Year(s) Of Engagement Activity 2017
URL https://trustindigitallife.eu/events/blockchain-conferences/research-innovation-blockchain-era/
 
Description Presentation at Workshop on Theory and Practice of Secure Multi-Party Computation 
Form Of Engagement Activity A talk or presentation
Part Of Official Scheme? No
Geographic Reach International
Primary Audience Professional Practitioners
Results and Impact Patrick Ah-Fat attended the above workshop to learn more about this research topic and its practical relevance. He also presented his first results of his PhD work, which concern important security considerations of making such technology practically secure.
Year(s) Of Engagement Activity 2016
URL http://ctic.au.dk/events/workshops-conferences/mpc-2016/
 
Description Toward a Calculus for Logical Optimization of Trustworthy CPS 
Form Of Engagement Activity Participation in an activity, workshop or similar
Part Of Official Scheme? No
Geographic Reach International
Primary Audience Professional Practitioners
Results and Impact This event was co-organized between Michael Huth (Imperial College London) and Edward Griffor (US National Institute of Standards and Technology) on 11December 2017 in London, UK. This event had two aims: to report on research undertaken toward a Calculus for Logical Optimization of Trustworthiness and other Aspects of Cyber Physical Systems, and to solicit feedback and identify collaboration opportunities for research in that space. The event reviewed the US NIST Framework for Cyber Physical Systems, especially how it supports the Trustworthiness Concern in the Design, Implementation, and Validation of Cyber Physical Systems. The event also presented how Ontologies and their Reasoning Capabilities can support such engineering activities through analyses can explore multiple concerns and their relationships both qualitatively and quantitatively, for example through the use of parameters or probabilities to inform risk management. A broad set of stake holders was in attendance, e.g. people from IBM, Intel, UK Government Agencies, and PETRAS academics.

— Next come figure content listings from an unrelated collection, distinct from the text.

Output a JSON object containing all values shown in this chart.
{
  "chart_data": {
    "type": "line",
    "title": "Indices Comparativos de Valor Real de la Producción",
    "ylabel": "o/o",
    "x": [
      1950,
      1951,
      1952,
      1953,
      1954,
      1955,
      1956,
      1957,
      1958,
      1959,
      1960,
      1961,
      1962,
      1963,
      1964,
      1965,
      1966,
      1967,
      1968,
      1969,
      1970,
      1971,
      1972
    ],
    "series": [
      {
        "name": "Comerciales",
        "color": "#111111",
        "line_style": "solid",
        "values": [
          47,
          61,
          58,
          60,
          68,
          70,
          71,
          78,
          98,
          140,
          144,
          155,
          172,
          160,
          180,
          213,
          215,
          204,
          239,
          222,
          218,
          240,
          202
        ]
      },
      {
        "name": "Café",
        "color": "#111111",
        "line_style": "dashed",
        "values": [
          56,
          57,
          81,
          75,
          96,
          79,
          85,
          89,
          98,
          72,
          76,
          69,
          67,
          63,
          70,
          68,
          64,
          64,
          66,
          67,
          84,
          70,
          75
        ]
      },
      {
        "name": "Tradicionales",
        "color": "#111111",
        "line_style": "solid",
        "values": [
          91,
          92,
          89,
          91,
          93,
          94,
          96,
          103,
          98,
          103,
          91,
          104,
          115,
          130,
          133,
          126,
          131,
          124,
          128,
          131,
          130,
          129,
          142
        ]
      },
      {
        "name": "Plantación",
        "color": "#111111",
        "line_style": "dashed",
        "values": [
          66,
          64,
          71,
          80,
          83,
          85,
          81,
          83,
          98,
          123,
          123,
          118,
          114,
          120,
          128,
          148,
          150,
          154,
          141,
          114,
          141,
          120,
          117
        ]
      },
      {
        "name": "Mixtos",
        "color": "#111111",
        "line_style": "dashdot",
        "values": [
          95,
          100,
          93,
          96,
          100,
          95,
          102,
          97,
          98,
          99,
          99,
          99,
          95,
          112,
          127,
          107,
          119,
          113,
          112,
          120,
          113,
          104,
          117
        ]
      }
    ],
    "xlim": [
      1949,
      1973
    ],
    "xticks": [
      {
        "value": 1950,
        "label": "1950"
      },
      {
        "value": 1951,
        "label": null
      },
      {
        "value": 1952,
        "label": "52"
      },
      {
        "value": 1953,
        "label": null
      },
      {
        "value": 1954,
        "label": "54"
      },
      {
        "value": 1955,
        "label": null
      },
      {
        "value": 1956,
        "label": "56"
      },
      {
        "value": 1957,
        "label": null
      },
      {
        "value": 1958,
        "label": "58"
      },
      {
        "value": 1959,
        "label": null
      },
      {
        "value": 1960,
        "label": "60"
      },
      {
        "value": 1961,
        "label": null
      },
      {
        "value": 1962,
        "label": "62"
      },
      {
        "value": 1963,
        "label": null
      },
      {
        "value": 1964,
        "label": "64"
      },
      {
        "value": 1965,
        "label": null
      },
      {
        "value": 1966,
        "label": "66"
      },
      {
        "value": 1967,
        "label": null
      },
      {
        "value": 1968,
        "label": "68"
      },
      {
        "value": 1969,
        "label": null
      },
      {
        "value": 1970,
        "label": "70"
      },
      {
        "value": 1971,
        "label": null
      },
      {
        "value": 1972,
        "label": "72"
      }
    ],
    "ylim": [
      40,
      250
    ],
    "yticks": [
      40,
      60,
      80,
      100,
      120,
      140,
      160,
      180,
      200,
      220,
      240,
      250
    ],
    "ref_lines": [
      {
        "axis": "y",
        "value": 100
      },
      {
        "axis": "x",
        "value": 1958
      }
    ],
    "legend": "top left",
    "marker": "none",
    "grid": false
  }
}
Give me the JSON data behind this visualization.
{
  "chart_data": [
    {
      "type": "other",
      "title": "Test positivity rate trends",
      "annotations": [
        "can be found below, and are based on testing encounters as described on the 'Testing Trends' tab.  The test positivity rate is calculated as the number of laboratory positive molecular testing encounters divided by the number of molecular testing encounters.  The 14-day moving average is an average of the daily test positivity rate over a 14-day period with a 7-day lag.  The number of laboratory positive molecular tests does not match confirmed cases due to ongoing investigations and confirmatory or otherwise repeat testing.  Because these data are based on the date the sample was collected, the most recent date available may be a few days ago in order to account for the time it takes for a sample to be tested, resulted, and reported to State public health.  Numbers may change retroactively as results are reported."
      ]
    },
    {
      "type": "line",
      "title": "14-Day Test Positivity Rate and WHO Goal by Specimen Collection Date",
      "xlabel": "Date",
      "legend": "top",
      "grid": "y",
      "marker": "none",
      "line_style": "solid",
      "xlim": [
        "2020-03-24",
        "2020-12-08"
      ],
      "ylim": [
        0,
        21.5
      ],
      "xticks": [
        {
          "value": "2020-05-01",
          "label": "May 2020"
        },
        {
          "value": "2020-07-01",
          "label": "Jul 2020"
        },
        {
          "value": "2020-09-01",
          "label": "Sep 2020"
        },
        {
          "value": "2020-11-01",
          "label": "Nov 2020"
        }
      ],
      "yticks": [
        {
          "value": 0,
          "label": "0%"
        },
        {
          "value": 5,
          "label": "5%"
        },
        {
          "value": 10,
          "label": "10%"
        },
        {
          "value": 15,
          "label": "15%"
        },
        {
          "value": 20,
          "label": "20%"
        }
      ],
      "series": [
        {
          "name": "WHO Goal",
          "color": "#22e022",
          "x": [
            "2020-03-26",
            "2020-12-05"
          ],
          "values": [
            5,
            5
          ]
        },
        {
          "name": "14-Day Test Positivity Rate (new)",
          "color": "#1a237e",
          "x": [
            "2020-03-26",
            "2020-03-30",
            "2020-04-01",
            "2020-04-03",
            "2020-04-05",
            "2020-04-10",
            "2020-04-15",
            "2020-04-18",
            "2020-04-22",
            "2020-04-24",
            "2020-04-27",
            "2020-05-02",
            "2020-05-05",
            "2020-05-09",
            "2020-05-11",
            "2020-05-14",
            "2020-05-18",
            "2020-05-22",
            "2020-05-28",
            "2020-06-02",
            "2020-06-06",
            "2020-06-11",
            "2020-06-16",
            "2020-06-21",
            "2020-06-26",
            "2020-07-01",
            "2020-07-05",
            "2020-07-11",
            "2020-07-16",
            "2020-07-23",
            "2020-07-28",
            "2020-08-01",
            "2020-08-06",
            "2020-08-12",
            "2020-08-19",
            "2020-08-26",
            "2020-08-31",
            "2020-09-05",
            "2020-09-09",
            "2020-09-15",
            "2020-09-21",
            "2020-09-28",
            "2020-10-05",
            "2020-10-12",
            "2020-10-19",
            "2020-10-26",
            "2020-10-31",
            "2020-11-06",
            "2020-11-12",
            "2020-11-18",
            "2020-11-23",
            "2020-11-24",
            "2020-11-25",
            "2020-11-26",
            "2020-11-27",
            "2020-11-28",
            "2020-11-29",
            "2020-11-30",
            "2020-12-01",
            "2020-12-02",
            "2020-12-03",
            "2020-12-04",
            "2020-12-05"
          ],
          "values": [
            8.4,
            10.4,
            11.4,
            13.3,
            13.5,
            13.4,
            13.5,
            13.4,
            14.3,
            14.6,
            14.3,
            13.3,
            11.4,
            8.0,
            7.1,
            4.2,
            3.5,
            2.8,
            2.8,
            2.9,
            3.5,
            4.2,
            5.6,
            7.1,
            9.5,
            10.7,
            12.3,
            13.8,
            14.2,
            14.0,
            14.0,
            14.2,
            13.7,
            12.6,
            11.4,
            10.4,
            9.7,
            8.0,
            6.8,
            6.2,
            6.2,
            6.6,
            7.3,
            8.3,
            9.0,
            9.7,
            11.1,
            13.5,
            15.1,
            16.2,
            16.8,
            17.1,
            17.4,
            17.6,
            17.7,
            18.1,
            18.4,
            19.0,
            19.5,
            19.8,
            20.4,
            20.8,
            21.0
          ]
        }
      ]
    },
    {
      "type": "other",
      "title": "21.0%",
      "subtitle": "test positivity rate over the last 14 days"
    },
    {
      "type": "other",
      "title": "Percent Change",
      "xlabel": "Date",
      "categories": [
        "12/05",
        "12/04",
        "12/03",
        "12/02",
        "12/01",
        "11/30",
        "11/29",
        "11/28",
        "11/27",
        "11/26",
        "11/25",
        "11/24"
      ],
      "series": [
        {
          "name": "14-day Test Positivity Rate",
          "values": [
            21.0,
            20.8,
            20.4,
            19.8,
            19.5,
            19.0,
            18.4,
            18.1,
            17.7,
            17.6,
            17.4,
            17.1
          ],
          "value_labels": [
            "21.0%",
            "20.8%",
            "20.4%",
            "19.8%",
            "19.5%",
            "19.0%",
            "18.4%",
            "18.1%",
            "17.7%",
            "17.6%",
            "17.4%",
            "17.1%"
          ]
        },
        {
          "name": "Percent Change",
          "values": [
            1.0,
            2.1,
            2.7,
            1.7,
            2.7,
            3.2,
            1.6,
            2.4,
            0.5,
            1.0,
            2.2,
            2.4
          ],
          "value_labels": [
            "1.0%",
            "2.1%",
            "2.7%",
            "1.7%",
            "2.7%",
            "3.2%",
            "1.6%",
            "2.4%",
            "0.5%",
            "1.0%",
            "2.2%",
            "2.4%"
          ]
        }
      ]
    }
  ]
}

Year(s) Of Engagement Activity 2017
 
Description co-editor of thematic issue of Royal Society Open Science journal, dedicated to blockchain technology 
Form Of Engagement Activity A magazine, newsletter or online publication
Part Of Official Scheme? No
Geographic Reach International
Primary Audience Professional Practitioners
Results and Impact I was asked by a subject editor of this journal to propose such a thematic issue, which I did with Ghassan Karame (NEC Laboratories Europe) and Claire Vishik (Intel USA). The issue is expected to be launched at the end of 2018, perhaps with a launch event at the ATI.